Pamela Harridine and Hayley Yardley
Known as 2 Ladies Go Cycling, Pamela Harridine and Hayley Yarsley are both Bikeability and learn to ride instructors and qualified mechanics in Worcestershire. In addition to teaching children and adults they inspire others to participate in cycling through their many charity cycling adventures. Since lockdown they’ve taken on a virtual Route 66 cycle and invented AsparaRides providing routes for people of all abilities to have a go during their daily exercise.
Pam and Hayley said: “Most of all we love cycling, and want to promote it as a fun and healthy activity as a part of the daily routine.”
Alongside working and being a busy mum of four, Rukaiya is deeply committed to getting Muslim women cycling. She is a ride leader for Cycle Sisters and Joy Riders London, leading rides for all levels, and also sets herself personal challenges such as the Tour de Salah in 2018 and London to Cambridge in 2019.She is a regular volunteer with Good Deeds on Bikes, helping to rescue food and distribute to food banks via bike.

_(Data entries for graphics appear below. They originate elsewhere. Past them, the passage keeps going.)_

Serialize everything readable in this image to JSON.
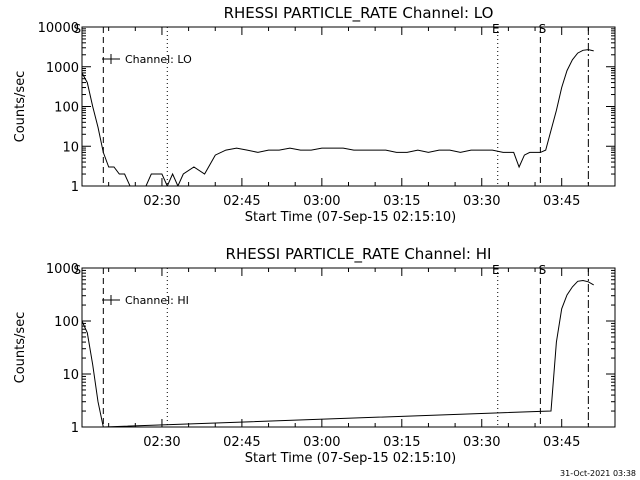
{
  "footer": {
    "timestamp": "31-Oct-2021 03:38"
  },
  "chart_data": [
    {
      "type": "line",
      "title": "RHESSI PARTICLE_RATE Channel: LO",
      "xlabel": "Start Time (07-Sep-15 02:15:10)",
      "ylabel": "Counts/sec",
      "yscale": "log",
      "ylim": [
        1,
        10000
      ],
      "xlim": [
        "02:15",
        "03:55"
      ],
      "x_ticks": [
        "02:30",
        "02:45",
        "03:00",
        "03:15",
        "03:30",
        "03:45"
      ],
      "y_ticks": [
        "1",
        "10",
        "100",
        "1000",
        "10000"
      ],
      "grid": false,
      "legend": {
        "position": "top-left",
        "entries": [
          "Channel: LO"
        ]
      },
      "marker_labels": [
        "S",
        "E",
        "S"
      ],
      "series": [
        {
          "name": "Channel: LO",
          "x": [
            "02:15",
            "02:16",
            "02:17",
            "02:18",
            "02:19",
            "02:20",
            "02:21",
            "02:22",
            "02:23",
            "02:24",
            "02:25",
            "02:26",
            "02:27",
            "02:28",
            "02:29",
            "02:30",
            "02:31",
            "02:32",
            "02:33",
            "02:34",
            "02:36",
            "02:38",
            "02:40",
            "02:42",
            "02:44",
            "02:46",
            "02:48",
            "02:50",
            "02:52",
            "02:54",
            "02:56",
            "02:58",
            "03:00",
            "03:02",
            "03:04",
            "03:06",
            "03:08",
            "03:10",
            "03:12",
            "03:14",
            "03:16",
            "03:18",
            "03:20",
            "03:22",
            "03:24",
            "03:26",
            "03:28",
            "03:30",
            "03:32",
            "03:34",
            "03:35",
            "03:36",
            "03:37",
            "03:38",
            "03:39",
            "03:40",
            "03:41",
            "03:42",
            "03:43",
            "03:44",
            "03:45",
            "03:46",
            "03:47",
            "03:48",
            "03:49",
            "03:50",
            "03:51"
          ],
          "y": [
            700,
            400,
            100,
            30,
            7,
            3,
            3,
            2,
            2,
            1,
            1,
            1,
            1,
            2,
            2,
            2,
            1,
            2,
            1,
            2,
            3,
            2,
            6,
            8,
            9,
            8,
            7,
            8,
            8,
            9,
            8,
            8,
            9,
            9,
            9,
            8,
            8,
            8,
            8,
            7,
            7,
            8,
            7,
            8,
            8,
            7,
            8,
            8,
            8,
            7,
            7,
            7,
            3,
            6,
            7,
            7,
            7,
            8,
            25,
            80,
            300,
            800,
            1500,
            2200,
            2600,
            2700,
            2500
          ]
        }
      ]
    },
    {
      "type": "line",
      "title": "RHESSI PARTICLE_RATE Channel: HI",
      "xlabel": "Start Time (07-Sep-15 02:15:10)",
      "ylabel": "Counts/sec",
      "yscale": "log",
      "ylim": [
        1,
        1000
      ],
      "xlim": [
        "02:15",
        "03:55"
      ],
      "x_ticks": [
        "02:30",
        "02:45",
        "03:00",
        "03:15",
        "03:30",
        "03:45"
      ],
      "y_ticks": [
        "1",
        "10",
        "100",
        "1000"
      ],
      "grid": false,
      "legend": {
        "position": "top-left",
        "entries": [
          "Channel: HI"
        ]
      },
      "marker_labels": [
        "S",
        "E",
        "S"
      ],
      "series": [
        {
          "name": "Channel: HI",
          "x": [
            "02:15",
            "02:16",
            "02:17",
            "02:18",
            "02:19",
            "03:43",
            "03:44",
            "03:45",
            "03:46",
            "03:47",
            "03:48",
            "03:49",
            "03:50",
            "03:51"
          ],
          "y": [
            100,
            60,
            15,
            3,
            1,
            2,
            40,
            170,
            310,
            440,
            560,
            580,
            550,
            480
          ]
        }
      ]
    }
  ]
}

Rukaiya was nominated by Khadijah Zaidi who said: "Rukaiya has inspired many through her own impressive cycling journey, she has been instrumental to getting many more women locally involved in cycling."
Zoe Banks Gross
Zoe first started cycling aged three but paused when she started a family, it took some time to gain confidence riding with a child. Conscious that many women experience this same anxiety, Zoe set up a family cycling group, leading rides and offering child seat options, and a Dutch cargo bike. Since becoming a cycle instructor Zoe’s aim has been to make cycling more inclusive and accessible to all women.
Zoe was nominated by Abiir Shirdoon who said: “Zoe has asked me to join a Kidical Mass Ride she was organising and at first I was hesitant, but then I gave it a go. Zoe is a true inspiration and has awoken my love for cycling again.”